Acquired torticollis most commonly is associated with an infratentorial tumor. It also can be seen with colloid cysts of the third ventricle, syringomyelia, and spinal cord tumors. On rare occasions, it develops in the course of a progressive muscular disease.
The association of torticollis with hiatus hernia and gastroesophageal reflux (Sandifer syndrome) was first reported by Kinsbourne (564). Torticollis can be present at birth; generally, no shortening of the sternocleidomastoid muscle occurs.
Spasmodic torticollis, occurring in isolation or progressing to a focal, segmental, or generalized dystonia, is rare during childhood. This condition is discussed to a greater extent in Chapter 3.

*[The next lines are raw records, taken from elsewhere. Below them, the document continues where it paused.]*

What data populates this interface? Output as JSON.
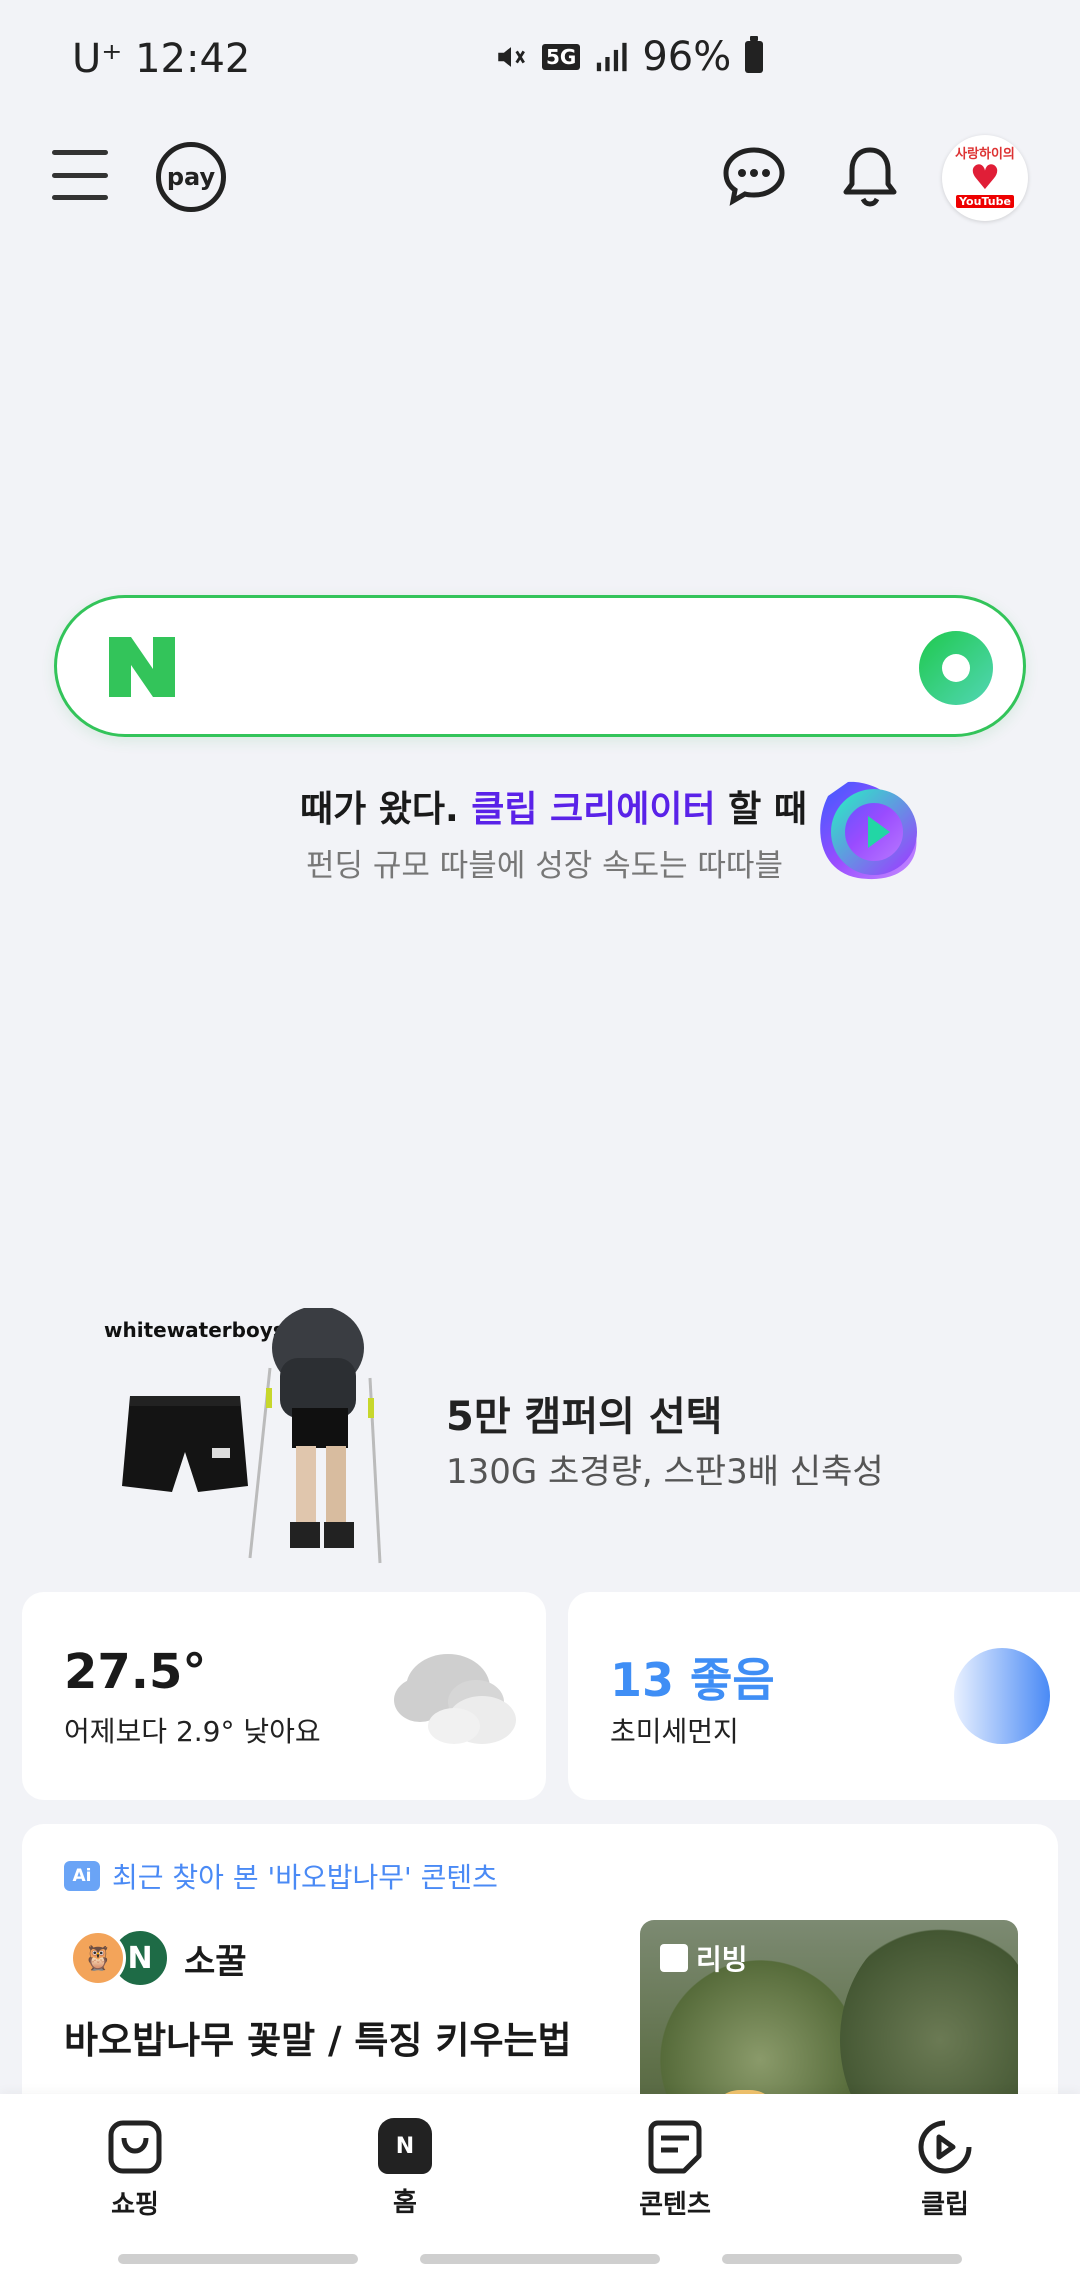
{
  "status_bar": {
    "carrier": "U⁺ 12:42",
    "network": "5G",
    "battery": "96%"
  },
  "topbar": {
    "pay_label": "pay",
    "avatar": {
      "top_text": "사랑하이의",
      "bottom_text": "YouTube"
    }
  },
  "search": {
    "placeholder": "",
    "logo_letter": "N"
  },
  "promo": {
    "line1_prefix": "때가 왔다.",
    "line1_accent": "클립 크리에이터",
    "line1_suffix": "할 때",
    "line2": "펀딩 규모 따블에 성장 속도는 따따블"
  },
  "ad": {
    "brand": "whitewaterboys®",
    "title": "5만 캠퍼의 선택",
    "subtitle": "130G 초경량, 스판3배 신축성"
  },
  "weather": {
    "temperature": "27.5°",
    "description": "어제보다 2.9° 낮아요"
  },
  "dust": {
    "value": "13 좋음",
    "label": "초미세먼지"
  },
  "content": {
    "ai_badge": "Ai",
    "ai_tag": "최근 찾아 본 '바오밥나무' 콘텐츠",
    "author_badge": "N",
    "author": "소꿀",
    "title": "바오밥나무 꽃말 / 특징 키우는법",
    "thumb_tag": "리빙"
  },
  "bottom_nav": {
    "items": [
      {
        "label": "쇼핑",
        "icon": "shopping-bag-icon"
      },
      {
        "label": "홈",
        "icon": "naver-home-icon"
      },
      {
        "label": "콘텐츠",
        "icon": "contents-icon"
      },
      {
        "label": "클립",
        "icon": "clip-play-icon"
      }
    ]
  },
  "colors": {
    "accent_green": "#33c45a",
    "clip_purple": "#5a22e8",
    "dust_blue": "#3f8ef5"
  }
}
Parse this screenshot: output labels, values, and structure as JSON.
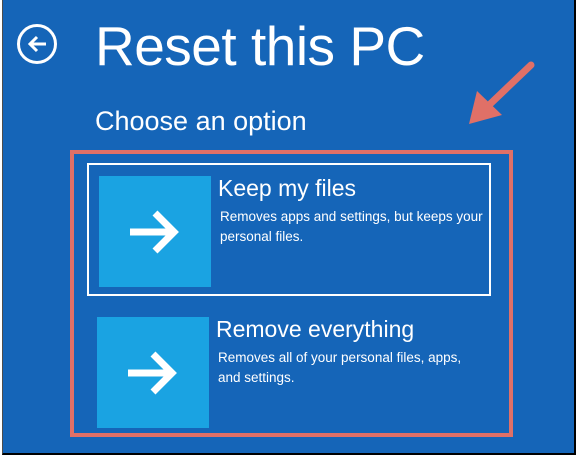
{
  "header": {
    "back_icon": "arrow-left-circle-icon",
    "title": "Reset this PC",
    "subtitle": "Choose an option"
  },
  "options": [
    {
      "title": "Keep my files",
      "description": "Removes apps and settings, but keeps your personal files.",
      "icon": "arrow-right-icon",
      "selected": true
    },
    {
      "title": "Remove everything",
      "description": "Removes all of your personal files, apps, and settings.",
      "icon": "arrow-right-icon",
      "selected": false
    }
  ],
  "colors": {
    "background": "#1565b8",
    "tile": "#1aa3e2",
    "annotation": "#e07067",
    "text": "#ffffff"
  }
}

Paroxysmal torticollis is characterized by recurrent episodes of head tilting starting in infancy. These episodes are sometimes accompanied by vomiting and ataxia. The EEG and caloric tests during an attack are usually normal. Generally, symptoms subside within a few hours or days. Attacks occur at monthly intervals, and the condition remits spontaneously within a few years or is replaced by vertigo or migraine (565,566). A family history of similar attacks is not uncommon, and in some families there is a linkage to a calcium-channel gene (CACNA1A) (566).